On August 22 at 13:00 Semen Reshenin will defend his doctoral thesis "Individual Self-Determination in Friedrich Schiller's Philosophical Writings" for obtaining the degree of Doctor of Philosophy (in Philosophy).

Supervisor:
Associate Professor Eva Piirimäe, University of Tartu

Opponent: 
Assistant Professor Dr. Jörg Noller, University of Munich (Germany)

Summary
Friedrich Schiller was not only a great playwright and poet but also an original philosopher working in the Kantian tradition. He published important works in various disciplinary fields – aesthetics, morality, and politics. There is a debate among scholars concerning the coherence of Schiller’s philosophy. There are two aspects of this debate. First, scholars argue about how Schiller’s works, which deal with such different disciplinary fields, relate to each other.
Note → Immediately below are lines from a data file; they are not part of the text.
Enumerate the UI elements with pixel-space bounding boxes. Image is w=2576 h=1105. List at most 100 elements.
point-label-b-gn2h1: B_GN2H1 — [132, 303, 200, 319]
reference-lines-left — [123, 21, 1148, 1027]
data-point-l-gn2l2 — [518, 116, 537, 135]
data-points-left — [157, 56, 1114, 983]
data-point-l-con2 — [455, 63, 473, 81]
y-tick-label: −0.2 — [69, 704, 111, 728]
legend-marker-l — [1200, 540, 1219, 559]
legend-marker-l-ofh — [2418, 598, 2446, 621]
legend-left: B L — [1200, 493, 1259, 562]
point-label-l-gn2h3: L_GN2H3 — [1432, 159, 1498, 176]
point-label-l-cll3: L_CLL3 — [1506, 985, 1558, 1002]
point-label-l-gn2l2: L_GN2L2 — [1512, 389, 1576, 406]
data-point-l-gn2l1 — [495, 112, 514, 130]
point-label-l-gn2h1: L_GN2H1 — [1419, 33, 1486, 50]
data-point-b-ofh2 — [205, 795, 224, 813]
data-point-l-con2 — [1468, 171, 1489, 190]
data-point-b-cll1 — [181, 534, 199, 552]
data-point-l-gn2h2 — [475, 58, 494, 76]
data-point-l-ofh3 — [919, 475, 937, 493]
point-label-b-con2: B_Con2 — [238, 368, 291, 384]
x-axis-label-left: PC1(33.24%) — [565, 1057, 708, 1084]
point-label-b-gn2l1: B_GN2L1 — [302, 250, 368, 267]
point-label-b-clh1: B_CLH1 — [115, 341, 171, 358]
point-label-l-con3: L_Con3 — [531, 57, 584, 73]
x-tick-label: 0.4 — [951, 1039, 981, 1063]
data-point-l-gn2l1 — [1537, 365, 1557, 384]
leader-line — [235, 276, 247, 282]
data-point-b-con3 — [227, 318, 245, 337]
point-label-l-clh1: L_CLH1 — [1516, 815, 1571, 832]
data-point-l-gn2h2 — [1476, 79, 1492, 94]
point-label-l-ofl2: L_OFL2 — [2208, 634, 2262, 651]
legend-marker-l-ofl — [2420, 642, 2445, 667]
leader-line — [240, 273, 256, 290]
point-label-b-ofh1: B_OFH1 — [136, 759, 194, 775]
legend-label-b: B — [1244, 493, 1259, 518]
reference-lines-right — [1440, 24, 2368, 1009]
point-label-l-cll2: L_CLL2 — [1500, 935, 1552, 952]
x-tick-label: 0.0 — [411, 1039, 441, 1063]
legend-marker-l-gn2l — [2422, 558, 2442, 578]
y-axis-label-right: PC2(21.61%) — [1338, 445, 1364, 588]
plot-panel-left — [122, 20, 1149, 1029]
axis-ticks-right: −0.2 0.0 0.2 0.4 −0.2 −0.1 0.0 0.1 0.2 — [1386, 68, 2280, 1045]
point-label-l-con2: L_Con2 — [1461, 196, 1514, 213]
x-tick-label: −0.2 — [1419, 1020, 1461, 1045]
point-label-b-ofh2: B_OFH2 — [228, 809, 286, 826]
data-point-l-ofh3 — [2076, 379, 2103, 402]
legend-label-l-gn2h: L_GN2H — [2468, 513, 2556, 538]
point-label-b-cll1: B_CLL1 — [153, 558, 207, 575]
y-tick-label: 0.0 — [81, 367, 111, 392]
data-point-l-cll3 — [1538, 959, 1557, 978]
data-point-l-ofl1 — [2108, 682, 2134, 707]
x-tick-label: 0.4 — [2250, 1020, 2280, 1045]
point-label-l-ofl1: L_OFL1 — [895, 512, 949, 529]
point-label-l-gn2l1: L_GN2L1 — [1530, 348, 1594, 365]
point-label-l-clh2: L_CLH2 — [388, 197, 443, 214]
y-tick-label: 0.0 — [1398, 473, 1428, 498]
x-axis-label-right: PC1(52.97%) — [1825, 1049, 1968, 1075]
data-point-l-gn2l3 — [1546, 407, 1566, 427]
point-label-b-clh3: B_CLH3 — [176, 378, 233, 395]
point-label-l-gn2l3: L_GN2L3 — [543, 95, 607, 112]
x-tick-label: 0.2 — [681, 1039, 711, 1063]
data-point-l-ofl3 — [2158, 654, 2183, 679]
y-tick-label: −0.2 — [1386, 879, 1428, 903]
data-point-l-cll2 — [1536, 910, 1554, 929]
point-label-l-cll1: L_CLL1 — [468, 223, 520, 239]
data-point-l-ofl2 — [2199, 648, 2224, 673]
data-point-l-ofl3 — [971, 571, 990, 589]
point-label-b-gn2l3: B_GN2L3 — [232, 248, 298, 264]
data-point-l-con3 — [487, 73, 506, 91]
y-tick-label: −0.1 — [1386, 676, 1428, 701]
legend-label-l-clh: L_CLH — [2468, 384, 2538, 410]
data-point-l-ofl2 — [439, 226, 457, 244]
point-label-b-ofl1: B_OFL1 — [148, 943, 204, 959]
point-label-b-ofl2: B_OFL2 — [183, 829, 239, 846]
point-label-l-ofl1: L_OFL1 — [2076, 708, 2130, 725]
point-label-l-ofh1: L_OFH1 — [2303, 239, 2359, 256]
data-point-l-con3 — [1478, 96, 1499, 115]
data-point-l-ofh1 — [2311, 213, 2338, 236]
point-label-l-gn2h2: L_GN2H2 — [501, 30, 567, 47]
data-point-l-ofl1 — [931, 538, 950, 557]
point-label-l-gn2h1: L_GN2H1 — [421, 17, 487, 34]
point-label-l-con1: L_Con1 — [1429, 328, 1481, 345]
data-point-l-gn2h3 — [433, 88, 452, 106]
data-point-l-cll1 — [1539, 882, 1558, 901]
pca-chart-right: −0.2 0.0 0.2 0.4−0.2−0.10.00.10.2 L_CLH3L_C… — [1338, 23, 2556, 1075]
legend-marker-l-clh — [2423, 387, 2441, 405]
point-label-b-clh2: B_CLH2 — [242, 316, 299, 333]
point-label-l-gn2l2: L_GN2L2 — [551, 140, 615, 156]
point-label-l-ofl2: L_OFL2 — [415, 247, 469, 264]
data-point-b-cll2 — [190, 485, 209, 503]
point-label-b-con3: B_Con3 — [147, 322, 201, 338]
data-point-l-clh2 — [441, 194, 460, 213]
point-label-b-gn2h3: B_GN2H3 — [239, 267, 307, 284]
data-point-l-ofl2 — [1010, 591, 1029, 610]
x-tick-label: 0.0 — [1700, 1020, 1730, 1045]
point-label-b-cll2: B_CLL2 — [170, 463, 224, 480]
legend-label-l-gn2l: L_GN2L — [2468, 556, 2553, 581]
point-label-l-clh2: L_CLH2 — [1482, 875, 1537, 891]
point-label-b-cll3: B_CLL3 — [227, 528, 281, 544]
Second, some scholars are also concerned about the inner integrity of each individual work, since Schiller seems to combine the incompatible in them: freedom and natural necessity, the ethical and the aesthetic, sensibility and reason. This dissertation argues that Schiller’s philosophy is coherent. It is unified by the theme of self-determination. In various works, Schiller shows how self-determination is involved in many different aspects of life: aesthetics, morality, and politics, as well as how different forms of self-determination relate to each other. For example, Schiller defines beauty as freedom in appearance, meaning by this that a beautiful object is perceived as if it determines itself, as if it follows its own laws. In turn, through the aesthetic experience of beauty, according to Schiller, a person eventually acquires the capacity for reflection, which enables her to exercise her individual self-determination. Individual self-determination is, in turn, a condition for political self-determination. As Schiller shows, only a free person can participate in the founding and maintenance of an ethical state which is Schiller’s term for a republic. Schiller by no means attempted to combine the incompatible, but following the spirit of Kant's philosophy he postulated certain regulative ideals which, though unattainable, guide us toward greater and greater moral and socio-political development, thus promoting greater internal and external harmony.

Defence can be also followed in Zoom (meeting ID: 973 4792 2139, passcode: 255874).